Giorgio Morandi
Non siamo un popolo fatto per impinguire nella vita borghese. Il più ricco e soddisfatto dei nostri borghesi ha sempre nell’imo fondo della sua natura qualcosa di più inquieto e scontento del più povero contadino figlio di paesi più nordici e più felici perché meno tepidi e meno chiari.
Che tanta fatale miseria aguzzi la nostra visione del mondo è fatto ormai indiscutibile. L’arte italiana in quello che essa contiene di più scheletricamente bello è cosa dura, pulita e solida. Da tali forme, nude d’ogni infrasconatura, così come d’ogni entusiasmo sfrenato e d’ogni impudica gioia, nasce quello spirito casto, asciutto e di prim’ordine, che della grande pittura nostra, dai primitivi a Raffaello, è il maggior vanto.
Enorme è oggi la confusione che opprime le arti; e la cattiva qualità della pittura che allaga i continenti con torrenti di colore grasso e oleoso, è difficile a definirsi; c’è della sufficienza balorda, molta incoscienza, moltissima banalità, sensualità di cattiva lega e, in quanto allo spirito, tu lo cercheresti invano.
Pertanto è con somma simpatia e con dolcissimo senso di conforto che noi vediamo da qualche anno sorgere, svilupparsi e maturarsi con lenta, faticosa ma pur sicura mente, degli artisti quali Giorgio Morandi.
Egli cerca di ritrovare e di creare tutto da solo: si macina pazientemente i colori e si prepara le tele e guarda intorno a sé gli oggetti che lo circondano, dalla sacra pagnotta, scura e screziata di crepacci come una roccia secolare, alla nitida forma dei bicchieri e delle bottiglie.
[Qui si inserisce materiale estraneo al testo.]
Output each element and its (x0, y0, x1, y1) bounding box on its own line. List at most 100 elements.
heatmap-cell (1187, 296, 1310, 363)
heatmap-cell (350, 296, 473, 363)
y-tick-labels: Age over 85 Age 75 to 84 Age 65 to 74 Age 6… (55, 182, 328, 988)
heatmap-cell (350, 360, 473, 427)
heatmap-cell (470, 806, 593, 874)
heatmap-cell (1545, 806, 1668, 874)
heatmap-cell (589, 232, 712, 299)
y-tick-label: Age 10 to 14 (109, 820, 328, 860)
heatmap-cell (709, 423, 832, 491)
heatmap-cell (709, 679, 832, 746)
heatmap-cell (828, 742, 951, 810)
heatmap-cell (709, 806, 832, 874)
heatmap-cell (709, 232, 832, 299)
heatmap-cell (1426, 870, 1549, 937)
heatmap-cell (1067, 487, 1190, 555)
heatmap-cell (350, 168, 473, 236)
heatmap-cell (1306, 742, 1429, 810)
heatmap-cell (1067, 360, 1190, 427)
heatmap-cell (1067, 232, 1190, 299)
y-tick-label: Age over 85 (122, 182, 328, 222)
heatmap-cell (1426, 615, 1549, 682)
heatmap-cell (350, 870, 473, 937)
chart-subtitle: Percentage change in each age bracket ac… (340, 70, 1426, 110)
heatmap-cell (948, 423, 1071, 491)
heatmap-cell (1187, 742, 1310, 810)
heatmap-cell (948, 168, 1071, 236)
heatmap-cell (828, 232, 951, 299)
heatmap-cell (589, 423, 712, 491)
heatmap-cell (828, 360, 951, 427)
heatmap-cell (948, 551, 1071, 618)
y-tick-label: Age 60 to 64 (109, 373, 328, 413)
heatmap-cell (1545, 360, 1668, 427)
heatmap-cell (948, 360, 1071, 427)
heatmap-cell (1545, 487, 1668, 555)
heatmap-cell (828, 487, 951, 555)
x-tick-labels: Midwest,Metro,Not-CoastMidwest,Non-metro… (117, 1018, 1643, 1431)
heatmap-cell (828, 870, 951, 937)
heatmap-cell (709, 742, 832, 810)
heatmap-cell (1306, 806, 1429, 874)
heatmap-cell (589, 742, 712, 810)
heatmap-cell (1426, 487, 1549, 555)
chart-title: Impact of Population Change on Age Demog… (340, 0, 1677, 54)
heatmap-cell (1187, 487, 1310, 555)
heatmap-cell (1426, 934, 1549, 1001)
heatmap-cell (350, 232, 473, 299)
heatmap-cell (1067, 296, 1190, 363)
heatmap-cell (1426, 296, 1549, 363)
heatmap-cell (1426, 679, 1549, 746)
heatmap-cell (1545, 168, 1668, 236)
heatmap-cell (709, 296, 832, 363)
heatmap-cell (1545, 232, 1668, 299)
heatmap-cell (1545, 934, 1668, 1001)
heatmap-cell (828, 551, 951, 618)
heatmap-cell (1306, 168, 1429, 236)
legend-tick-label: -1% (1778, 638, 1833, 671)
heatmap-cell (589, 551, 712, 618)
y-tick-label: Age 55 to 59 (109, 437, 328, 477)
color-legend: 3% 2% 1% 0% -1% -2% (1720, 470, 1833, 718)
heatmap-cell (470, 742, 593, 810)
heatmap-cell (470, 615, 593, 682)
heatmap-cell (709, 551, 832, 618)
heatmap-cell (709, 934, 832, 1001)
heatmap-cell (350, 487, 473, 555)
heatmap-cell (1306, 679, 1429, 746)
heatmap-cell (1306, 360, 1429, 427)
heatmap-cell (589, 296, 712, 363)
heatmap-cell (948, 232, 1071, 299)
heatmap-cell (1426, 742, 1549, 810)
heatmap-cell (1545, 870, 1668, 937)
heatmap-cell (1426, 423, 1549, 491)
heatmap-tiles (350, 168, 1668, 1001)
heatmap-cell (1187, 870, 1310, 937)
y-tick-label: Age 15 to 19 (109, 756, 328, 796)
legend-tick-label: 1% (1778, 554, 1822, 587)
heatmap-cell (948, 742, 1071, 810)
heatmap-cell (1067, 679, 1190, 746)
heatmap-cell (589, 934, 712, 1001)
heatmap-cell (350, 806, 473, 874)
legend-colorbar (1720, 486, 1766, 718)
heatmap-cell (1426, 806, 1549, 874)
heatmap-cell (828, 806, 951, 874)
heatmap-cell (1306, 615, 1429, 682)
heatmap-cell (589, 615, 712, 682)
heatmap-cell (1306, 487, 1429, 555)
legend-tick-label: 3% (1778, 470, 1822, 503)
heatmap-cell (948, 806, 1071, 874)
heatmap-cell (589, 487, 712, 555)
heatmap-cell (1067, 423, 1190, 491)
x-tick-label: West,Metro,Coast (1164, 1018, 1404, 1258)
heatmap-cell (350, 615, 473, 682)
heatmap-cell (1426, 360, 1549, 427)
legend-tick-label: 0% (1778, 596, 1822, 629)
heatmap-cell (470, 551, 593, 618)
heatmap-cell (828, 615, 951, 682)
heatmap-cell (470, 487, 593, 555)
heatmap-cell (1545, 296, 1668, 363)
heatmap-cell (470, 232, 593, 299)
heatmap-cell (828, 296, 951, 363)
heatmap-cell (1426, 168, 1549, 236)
Egli guarda un gruppo di oggetti sopra un tavolo con l’emozione che scuoteva il cuore al viaggiante della Grecia antica allorquando mirava boschi e valli e monti ritenuti soggiorni di divinità bellissime e sorprendenti.
Egli guarda con l’occhio dell’uomo che crede e l’intimo scheletro di queste cose morte per noi, perché immobili, gli appare nel suo aspetto più consolante: nell’aspetto suo eterno.
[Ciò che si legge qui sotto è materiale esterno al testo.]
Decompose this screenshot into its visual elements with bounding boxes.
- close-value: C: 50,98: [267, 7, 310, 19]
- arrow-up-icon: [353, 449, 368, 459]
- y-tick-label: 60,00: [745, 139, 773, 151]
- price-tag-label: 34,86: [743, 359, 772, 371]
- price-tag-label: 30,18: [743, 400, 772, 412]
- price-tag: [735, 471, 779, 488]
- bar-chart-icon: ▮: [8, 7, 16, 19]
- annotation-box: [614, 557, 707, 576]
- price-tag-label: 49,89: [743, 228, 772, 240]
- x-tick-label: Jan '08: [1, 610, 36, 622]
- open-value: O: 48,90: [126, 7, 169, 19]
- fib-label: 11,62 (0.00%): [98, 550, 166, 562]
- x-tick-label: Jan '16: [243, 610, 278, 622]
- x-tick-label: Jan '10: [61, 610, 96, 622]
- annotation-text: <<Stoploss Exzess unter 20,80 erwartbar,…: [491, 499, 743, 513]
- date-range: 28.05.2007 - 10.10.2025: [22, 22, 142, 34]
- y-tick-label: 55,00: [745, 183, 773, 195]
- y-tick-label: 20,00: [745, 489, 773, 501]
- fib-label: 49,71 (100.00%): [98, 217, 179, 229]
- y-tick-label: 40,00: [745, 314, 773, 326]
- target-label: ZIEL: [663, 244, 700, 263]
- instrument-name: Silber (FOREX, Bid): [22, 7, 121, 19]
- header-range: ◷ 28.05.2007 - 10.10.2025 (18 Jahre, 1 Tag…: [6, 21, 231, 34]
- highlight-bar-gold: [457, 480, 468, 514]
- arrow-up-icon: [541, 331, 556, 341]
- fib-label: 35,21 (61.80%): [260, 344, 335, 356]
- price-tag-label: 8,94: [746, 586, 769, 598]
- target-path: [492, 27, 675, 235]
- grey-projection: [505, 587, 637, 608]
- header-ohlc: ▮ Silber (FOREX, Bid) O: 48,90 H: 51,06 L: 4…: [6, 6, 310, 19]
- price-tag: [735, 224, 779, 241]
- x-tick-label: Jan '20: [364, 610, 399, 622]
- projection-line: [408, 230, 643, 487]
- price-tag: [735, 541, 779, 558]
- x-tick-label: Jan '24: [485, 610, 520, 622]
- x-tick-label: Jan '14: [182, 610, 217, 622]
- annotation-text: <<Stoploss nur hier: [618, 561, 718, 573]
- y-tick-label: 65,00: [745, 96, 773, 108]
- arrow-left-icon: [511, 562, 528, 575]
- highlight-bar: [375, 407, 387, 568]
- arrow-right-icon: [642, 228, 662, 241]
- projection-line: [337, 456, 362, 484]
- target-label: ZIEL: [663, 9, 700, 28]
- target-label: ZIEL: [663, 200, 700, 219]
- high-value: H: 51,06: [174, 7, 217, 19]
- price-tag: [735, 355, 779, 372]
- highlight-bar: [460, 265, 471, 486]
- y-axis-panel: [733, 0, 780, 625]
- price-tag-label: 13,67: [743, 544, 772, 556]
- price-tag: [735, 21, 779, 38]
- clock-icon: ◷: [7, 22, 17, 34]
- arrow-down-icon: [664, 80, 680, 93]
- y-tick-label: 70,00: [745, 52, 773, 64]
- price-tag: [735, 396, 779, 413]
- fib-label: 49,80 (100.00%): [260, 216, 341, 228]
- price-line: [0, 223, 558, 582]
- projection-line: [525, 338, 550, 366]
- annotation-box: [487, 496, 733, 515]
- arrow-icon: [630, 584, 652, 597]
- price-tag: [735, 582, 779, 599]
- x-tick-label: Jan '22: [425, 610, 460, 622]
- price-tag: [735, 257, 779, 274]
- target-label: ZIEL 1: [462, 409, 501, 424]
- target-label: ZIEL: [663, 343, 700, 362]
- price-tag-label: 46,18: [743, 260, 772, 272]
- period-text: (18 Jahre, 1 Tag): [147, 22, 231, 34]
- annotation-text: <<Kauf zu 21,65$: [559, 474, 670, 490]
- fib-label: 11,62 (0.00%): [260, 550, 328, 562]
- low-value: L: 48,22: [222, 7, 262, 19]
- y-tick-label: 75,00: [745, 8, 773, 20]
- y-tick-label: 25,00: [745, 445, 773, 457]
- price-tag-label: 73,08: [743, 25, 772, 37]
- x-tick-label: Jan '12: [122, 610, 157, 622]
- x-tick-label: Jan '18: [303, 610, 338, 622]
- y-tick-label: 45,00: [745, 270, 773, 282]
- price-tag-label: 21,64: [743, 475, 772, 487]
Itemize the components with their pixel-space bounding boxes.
Egli partecipa in tal modo del grande lirismo creato dall’ultima profonda arte europea: la metafisica degli oggetti più comuni. Di quelli oggetti che l’abitudine ci ha resi tanto famigliari che noi, per quanto scaltriti nei misteri degli aspetti, spesso guardiamo con l’occhio dell’uomo che guarda e non sa.
Non invano Eraclito d’Efeso disse essere la natura piena di demoni.
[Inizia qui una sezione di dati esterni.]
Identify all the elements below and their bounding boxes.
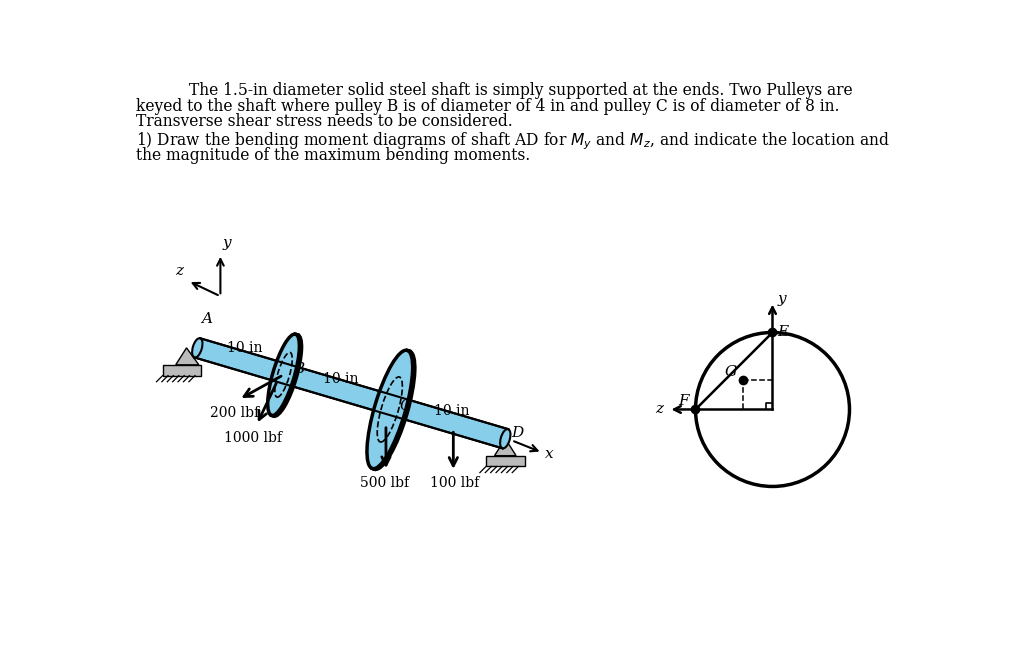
Text: A: A	[201, 312, 212, 326]
Text: The 1.5-in diameter solid steel shaft is simply supported at the ends. Two Pulle: The 1.5-in diameter solid steel shaft is…	[189, 82, 852, 99]
Polygon shape	[176, 348, 199, 365]
Ellipse shape	[267, 334, 300, 415]
Text: x: x	[546, 447, 554, 461]
Text: 200 lbf: 200 lbf	[210, 406, 260, 420]
Text: keyed to the shaft where pulley B is of diameter of 4 in and pulley C is of diam: keyed to the shaft where pulley B is of …	[136, 97, 839, 115]
Bar	[486, 456, 524, 466]
Text: 10 in: 10 in	[227, 341, 262, 355]
Text: y: y	[223, 236, 232, 250]
Ellipse shape	[500, 429, 510, 449]
Polygon shape	[194, 338, 508, 449]
Text: G: G	[725, 364, 737, 379]
Text: 10 in: 10 in	[323, 372, 359, 386]
Text: 1) Draw the bending moment diagrams of shaft AD for $M_y$ and $M_z$, and indicat: 1) Draw the bending moment diagrams of s…	[136, 131, 890, 152]
Text: F: F	[679, 394, 689, 408]
Text: Transverse shear stress needs to be considered.: Transverse shear stress needs to be cons…	[136, 113, 512, 130]
Text: D: D	[511, 426, 523, 439]
Ellipse shape	[192, 338, 202, 358]
Text: z: z	[176, 264, 184, 278]
Text: 1000 lbf: 1000 lbf	[224, 431, 281, 445]
Bar	[163, 365, 201, 375]
Text: 10 in: 10 in	[434, 404, 469, 418]
Text: z: z	[655, 402, 663, 417]
Ellipse shape	[367, 350, 412, 469]
Text: 500 lbf: 500 lbf	[360, 475, 409, 490]
Text: 100 lbf: 100 lbf	[430, 477, 480, 490]
Text: y: y	[777, 292, 785, 306]
Text: E: E	[777, 325, 788, 340]
Text: the magnitude of the maximum bending moments.: the magnitude of the maximum bending mom…	[136, 147, 530, 164]
Text: B: B	[293, 362, 304, 375]
Text: C: C	[399, 398, 410, 413]
Polygon shape	[495, 439, 516, 456]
Nella sua vecchia Bologna, Giorgio Morandi canta così, italianamente, il canto dei buoni artefici d’Europa.
È povero, ché la generosità degli uomini amanti delle arti plastiche l’ha finora dimenticato. E per poter proseguire nel suo lavoro con purezza, di sera, nelle squallide aule d’una scuola governativa, egli insegna ai giovanetti le eterne leggi del disegno geometrico, base d’ogni grande bellezza e d’ogni profonda malinconia.
Saggio pubblicato nel catalogo della mostra di Valori Plastici La fiorentina primaverile, aprile 1922, pp. 153-4; ristampato in Il meccanismo del pensiero, a cura di M. Fagiolo Dell’Arco, Einaudi, Torino 1985, pp. 236-237; ora in G. de Chirico, Scritti/1 (1911-1945). Romanzi e Scritti critici e teorici, a cura di A. Cortellessa, ed. diretta da A. Bonito Oliva, Bompiani, Milano 2008, pp. 784-785.